Abstract: Mr. Miller has worked as a Decommissioning Health Physicist and Project Manager for his entire 19 year career. Working in the decommissioning field “exposes” one to a variety of nuclides and interesting stories of prior uses of radioactive materials. Mr. Miller will provide a glimpse of what is involved with decommissioning health physics.

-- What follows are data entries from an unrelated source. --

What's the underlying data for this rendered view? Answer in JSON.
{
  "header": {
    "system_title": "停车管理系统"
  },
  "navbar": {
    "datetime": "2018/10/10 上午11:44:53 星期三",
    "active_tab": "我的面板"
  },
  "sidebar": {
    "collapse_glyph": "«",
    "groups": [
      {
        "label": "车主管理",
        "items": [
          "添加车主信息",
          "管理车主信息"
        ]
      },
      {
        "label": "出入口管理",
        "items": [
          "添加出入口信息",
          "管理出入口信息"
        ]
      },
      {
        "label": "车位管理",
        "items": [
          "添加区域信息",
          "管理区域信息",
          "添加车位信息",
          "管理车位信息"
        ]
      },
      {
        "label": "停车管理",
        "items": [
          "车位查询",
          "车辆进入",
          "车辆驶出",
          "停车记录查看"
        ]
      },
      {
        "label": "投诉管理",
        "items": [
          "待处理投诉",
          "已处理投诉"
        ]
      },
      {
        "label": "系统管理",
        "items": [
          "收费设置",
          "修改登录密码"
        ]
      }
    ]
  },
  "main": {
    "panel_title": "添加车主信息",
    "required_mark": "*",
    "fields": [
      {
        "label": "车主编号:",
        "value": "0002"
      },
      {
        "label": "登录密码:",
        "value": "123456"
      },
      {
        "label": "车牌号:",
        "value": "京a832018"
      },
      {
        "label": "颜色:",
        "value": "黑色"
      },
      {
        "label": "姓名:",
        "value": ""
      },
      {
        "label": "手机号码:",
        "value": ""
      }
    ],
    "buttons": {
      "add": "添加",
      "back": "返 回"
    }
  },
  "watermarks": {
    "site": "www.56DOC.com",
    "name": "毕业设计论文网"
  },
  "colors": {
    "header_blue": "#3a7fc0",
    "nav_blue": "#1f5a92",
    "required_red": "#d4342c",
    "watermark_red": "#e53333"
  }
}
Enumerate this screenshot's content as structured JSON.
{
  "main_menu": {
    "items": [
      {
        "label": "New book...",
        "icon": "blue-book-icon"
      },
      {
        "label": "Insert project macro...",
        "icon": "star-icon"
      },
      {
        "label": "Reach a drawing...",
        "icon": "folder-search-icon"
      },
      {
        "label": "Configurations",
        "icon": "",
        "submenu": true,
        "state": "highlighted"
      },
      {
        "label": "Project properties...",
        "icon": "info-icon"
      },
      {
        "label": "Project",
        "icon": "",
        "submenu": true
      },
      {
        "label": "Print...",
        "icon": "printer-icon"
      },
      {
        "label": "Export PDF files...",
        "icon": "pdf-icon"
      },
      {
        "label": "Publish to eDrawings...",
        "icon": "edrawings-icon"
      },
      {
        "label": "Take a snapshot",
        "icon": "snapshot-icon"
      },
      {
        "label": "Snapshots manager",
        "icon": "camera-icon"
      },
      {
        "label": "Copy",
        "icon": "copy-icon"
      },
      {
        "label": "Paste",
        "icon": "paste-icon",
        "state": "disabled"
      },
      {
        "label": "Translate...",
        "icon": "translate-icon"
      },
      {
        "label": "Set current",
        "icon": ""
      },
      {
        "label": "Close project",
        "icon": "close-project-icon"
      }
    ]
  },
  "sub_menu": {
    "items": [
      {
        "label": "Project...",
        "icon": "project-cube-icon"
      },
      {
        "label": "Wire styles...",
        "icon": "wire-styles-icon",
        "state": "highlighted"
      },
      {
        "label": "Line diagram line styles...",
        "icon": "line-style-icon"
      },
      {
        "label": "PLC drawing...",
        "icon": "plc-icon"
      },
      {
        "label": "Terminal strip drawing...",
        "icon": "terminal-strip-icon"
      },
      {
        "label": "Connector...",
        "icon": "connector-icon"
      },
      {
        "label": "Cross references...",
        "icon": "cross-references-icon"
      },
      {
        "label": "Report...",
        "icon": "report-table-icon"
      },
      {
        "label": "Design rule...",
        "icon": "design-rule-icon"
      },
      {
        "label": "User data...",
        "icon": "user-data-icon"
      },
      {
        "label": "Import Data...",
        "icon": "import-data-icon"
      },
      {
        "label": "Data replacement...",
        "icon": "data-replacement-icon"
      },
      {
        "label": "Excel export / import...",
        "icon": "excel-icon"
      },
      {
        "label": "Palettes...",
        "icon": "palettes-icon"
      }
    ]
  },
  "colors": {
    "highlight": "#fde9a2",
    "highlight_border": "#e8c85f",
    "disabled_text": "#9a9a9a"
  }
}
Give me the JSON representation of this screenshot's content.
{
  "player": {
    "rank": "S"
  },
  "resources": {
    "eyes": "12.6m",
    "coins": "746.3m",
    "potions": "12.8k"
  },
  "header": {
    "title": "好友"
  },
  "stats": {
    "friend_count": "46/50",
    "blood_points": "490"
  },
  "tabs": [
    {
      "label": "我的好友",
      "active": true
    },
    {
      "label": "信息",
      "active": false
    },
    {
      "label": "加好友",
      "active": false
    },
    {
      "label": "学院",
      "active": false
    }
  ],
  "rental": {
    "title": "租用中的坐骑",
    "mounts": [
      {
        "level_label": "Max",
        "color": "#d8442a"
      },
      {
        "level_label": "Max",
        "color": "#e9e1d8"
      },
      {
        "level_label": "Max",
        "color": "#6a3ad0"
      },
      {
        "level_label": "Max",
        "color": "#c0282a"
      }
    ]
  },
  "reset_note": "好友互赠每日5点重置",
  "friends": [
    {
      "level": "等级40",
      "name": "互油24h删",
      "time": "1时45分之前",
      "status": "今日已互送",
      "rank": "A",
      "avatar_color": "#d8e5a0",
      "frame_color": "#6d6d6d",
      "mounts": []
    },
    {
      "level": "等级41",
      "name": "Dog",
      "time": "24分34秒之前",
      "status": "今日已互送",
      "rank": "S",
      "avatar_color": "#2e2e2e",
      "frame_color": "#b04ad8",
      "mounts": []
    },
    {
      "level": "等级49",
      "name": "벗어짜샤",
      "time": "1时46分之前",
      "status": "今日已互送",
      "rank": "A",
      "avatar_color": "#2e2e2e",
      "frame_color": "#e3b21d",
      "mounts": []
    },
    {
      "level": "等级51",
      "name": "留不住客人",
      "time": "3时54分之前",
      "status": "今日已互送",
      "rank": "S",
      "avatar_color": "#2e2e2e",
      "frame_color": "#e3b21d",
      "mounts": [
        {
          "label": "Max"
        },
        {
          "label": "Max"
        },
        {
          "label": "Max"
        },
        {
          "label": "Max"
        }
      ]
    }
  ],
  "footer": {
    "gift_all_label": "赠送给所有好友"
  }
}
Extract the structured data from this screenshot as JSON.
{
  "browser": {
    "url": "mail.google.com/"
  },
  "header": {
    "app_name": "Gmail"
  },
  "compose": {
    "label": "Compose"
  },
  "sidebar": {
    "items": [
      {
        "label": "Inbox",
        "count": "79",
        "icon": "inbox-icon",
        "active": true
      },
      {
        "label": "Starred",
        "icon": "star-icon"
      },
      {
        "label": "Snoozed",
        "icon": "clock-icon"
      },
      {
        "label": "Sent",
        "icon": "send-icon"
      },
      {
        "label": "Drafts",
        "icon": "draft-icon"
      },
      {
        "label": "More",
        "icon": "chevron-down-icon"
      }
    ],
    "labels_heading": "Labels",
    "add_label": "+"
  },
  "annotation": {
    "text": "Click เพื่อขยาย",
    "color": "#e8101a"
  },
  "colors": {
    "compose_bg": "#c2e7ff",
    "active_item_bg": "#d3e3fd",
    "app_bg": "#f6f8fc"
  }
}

WPM-A.11   17:05  The Need of the Health Physicist to be Verse in NIR FF McWilliams*, MIT ; PJ Sprenger, US Navy; JT Bushberg, UC Davis Medical Center; DL Haes, Consultant

Abstract: The Non-Ionizing radiation portion of the electromagnetic spectrum makes up the majority of the electromagnetic spectrum, yet in the world of Health Physics our attention and interest originated from the ionizing radiation side of the spectrum for most of us. The use of non-ionizing radiation has seen incredible growth in recent years and a number of us have been thrown into this realm based on the need of our employer (and hopefully at the interest of the employee). Since the invention of lasers a little over 50 years ago, the laser was mostly regulated to a couple of large units located in some physics lab at our institutions but have now become ubiquitous and found a place in pretty much every facet of academia, medical, research, and industry. The use of Lasers for example in the university setting has surpassed the use of radioactive materials and more attention is given to these sources. RF other than radar systems since World War II has likewise seen a spectacular growth pretty much since the advent of the cellular phone in the early 1990’s and its companion sources of WiFi, RFIDs, Bluetooth necessitating the average Health Physicist to become versed in this technology. Of recent, the interest in UV sources as a means of sterilization due to COVID has likewise seen an increase in its use and requires our attention. This talk discusses the increased challenges that face us and the need for the next generation to acquire competencies in health and safety aspects of devices emitting different frequencies of NIR as their continued use and applications continue to expand.